Phil Jump questions the philosophy behind Artificial Intelligence

It is a sobering reality to discover that there are pupils now doing for computer studies GCSE, the sort of things that I was doing in the early days of my post-graduate career. At the time, I was being heralded as cutting edge, highly skilled and consequently able to occupy quite a senior position. As I reflect on how things have changed, I remember my physics teacher telling me during a lab session in my own school days “you do realise that Faraday would have got a Nobel Prize for doing this?” Such I guess is the pace of technology.

It is also being recognised that the development of technology, more than just about anything else, is likely to affect the nature and scope of work in the years ahead. Less than 20 years ago office blocks were being described as useless because they did not have the floor ducting to cope with the ubiquitous cabling that was required for the “VDU” revolution.

Now with the advent of WIFI, people are wondering why they bothered making all the changes! With data now kept in “clouds” we can perform many once “office bound” tasks in coffee shops, supermarkets and even on the train home.
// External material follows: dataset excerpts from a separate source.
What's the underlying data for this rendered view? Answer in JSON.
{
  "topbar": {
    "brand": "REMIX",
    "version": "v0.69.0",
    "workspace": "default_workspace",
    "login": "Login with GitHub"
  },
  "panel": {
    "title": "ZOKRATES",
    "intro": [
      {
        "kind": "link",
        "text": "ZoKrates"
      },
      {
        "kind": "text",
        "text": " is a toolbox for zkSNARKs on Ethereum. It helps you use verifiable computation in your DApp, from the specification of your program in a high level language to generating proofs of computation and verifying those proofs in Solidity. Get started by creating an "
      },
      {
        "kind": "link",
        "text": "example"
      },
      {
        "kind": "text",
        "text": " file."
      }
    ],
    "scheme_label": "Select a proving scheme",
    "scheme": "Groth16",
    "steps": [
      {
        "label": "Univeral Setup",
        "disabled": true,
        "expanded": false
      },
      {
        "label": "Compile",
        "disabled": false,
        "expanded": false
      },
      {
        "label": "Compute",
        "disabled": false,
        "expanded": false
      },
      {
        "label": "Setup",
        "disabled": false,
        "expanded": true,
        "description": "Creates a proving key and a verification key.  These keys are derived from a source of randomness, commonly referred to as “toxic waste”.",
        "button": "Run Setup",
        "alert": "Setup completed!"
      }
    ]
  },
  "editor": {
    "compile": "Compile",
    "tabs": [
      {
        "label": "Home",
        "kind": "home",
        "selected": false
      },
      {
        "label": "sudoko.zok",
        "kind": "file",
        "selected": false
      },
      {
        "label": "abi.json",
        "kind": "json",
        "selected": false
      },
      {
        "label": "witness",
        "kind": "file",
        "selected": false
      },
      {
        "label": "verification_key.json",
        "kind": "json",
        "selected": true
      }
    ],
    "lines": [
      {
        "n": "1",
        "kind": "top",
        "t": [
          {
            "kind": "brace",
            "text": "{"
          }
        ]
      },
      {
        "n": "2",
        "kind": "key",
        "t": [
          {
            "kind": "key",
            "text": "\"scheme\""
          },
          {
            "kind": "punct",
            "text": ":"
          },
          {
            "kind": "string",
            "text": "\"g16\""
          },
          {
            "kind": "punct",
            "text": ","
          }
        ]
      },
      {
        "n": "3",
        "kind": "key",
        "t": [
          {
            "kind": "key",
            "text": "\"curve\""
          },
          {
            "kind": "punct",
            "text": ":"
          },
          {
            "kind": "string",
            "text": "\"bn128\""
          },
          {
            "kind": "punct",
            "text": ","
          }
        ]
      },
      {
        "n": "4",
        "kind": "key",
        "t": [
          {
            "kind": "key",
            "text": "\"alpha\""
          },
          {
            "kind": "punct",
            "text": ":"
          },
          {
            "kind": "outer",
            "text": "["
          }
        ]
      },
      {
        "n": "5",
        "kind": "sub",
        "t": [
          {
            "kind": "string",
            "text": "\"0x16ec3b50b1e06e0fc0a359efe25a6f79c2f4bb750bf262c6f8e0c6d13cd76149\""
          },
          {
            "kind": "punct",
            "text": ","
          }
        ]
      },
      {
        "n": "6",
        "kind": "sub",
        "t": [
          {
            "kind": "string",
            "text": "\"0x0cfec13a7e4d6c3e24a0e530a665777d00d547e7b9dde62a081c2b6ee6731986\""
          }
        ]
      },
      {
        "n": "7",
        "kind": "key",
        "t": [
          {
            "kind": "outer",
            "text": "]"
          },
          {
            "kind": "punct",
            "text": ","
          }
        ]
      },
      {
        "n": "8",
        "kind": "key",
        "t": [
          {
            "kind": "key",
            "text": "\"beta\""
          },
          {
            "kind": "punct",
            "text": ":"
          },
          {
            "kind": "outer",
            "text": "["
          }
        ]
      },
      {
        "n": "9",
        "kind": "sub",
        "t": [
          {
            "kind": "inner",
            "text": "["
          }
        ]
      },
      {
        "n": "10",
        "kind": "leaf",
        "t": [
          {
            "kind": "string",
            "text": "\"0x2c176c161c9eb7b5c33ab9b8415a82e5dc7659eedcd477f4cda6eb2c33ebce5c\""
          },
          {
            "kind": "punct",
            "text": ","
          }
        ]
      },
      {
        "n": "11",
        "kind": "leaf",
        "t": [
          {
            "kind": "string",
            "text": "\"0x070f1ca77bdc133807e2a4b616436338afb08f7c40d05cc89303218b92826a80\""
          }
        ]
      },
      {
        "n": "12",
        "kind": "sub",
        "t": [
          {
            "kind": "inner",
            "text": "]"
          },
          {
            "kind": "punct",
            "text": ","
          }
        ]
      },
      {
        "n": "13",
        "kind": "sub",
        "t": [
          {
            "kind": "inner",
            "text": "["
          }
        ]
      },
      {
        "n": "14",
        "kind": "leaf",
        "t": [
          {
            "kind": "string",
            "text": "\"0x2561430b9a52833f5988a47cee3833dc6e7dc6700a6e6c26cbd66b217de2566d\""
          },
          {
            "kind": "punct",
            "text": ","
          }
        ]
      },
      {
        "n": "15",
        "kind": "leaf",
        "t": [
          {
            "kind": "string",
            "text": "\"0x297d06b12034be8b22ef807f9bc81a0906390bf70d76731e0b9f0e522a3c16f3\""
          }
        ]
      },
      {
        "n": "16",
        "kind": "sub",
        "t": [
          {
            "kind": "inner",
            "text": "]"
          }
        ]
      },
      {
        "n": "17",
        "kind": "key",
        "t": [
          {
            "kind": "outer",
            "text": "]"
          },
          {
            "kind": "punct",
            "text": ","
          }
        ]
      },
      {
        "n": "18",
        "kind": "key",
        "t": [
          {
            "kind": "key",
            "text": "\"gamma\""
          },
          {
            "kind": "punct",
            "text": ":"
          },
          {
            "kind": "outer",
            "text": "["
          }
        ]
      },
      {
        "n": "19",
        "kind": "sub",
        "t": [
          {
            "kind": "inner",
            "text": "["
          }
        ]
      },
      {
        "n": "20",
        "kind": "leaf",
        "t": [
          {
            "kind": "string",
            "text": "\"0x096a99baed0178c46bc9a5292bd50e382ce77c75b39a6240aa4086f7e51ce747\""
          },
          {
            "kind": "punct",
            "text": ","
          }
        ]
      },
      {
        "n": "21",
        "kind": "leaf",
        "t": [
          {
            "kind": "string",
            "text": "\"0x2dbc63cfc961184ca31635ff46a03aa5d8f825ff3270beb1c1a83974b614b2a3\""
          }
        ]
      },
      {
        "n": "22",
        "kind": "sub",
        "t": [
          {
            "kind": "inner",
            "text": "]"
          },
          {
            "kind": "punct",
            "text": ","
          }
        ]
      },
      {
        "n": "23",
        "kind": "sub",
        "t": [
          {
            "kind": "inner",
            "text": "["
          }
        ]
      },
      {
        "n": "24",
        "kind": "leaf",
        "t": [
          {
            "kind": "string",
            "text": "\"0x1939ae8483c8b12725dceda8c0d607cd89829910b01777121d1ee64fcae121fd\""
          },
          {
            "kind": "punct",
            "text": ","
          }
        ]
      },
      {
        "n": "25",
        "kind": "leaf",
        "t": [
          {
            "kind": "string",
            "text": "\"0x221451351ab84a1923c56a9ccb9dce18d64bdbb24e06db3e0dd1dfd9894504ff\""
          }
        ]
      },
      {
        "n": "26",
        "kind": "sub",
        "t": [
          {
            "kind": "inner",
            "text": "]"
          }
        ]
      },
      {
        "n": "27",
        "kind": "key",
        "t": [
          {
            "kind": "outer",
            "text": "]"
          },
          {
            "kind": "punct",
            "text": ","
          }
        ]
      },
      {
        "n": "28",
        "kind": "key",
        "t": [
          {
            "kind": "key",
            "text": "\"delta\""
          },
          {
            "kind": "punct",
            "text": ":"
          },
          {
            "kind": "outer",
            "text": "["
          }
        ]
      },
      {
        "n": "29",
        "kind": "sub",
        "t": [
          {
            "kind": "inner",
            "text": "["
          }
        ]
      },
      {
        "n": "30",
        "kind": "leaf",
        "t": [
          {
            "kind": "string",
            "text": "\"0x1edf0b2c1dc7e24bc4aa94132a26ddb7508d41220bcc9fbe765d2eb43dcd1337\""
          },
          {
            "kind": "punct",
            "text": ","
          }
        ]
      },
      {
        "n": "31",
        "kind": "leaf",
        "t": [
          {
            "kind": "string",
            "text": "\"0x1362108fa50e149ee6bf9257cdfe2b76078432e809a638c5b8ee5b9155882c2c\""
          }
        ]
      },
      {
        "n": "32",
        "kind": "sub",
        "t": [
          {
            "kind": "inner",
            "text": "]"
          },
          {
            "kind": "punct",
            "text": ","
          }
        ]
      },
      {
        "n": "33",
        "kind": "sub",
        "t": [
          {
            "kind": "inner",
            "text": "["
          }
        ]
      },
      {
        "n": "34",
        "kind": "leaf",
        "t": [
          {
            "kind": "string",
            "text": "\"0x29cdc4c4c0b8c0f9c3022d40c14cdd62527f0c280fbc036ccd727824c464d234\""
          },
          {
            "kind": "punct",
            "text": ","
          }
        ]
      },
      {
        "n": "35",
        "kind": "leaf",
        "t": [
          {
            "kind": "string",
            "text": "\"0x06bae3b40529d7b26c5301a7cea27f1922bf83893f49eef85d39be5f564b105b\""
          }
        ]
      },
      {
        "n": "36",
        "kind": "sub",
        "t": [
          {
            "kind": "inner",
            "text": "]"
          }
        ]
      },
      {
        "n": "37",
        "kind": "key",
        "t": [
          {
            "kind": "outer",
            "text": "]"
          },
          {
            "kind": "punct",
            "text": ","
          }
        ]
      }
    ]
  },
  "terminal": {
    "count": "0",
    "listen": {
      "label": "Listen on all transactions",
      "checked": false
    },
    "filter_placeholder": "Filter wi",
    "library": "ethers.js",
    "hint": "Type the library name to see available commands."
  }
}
But such advancements have now reached a whole new scale with the advent of robotics and virtual learning. What was once the stuff of Sci-Fi movies is now well within our grasp, with reports of devices that can replace chefs, care workers and even taxi drivers! Technology will no

longer simply change the way we work – it threatens to replace us! A key factor behind the latest advances is that machines are no longer simply being programmed to do what we

ask, but with Artificial Intelligence are learning things for themselves.

Such advances are worth celebrating, but along with them, questions are being asked about what it is that then makes us human. If machines can think, learn, move and interact, is there any aspect of our humanity that is beyond replication? What is left that makes us unique, or from a Christian point of view that defines us as made in the image of God? Is this the latest frontier on which the values of our faith will be assaulted?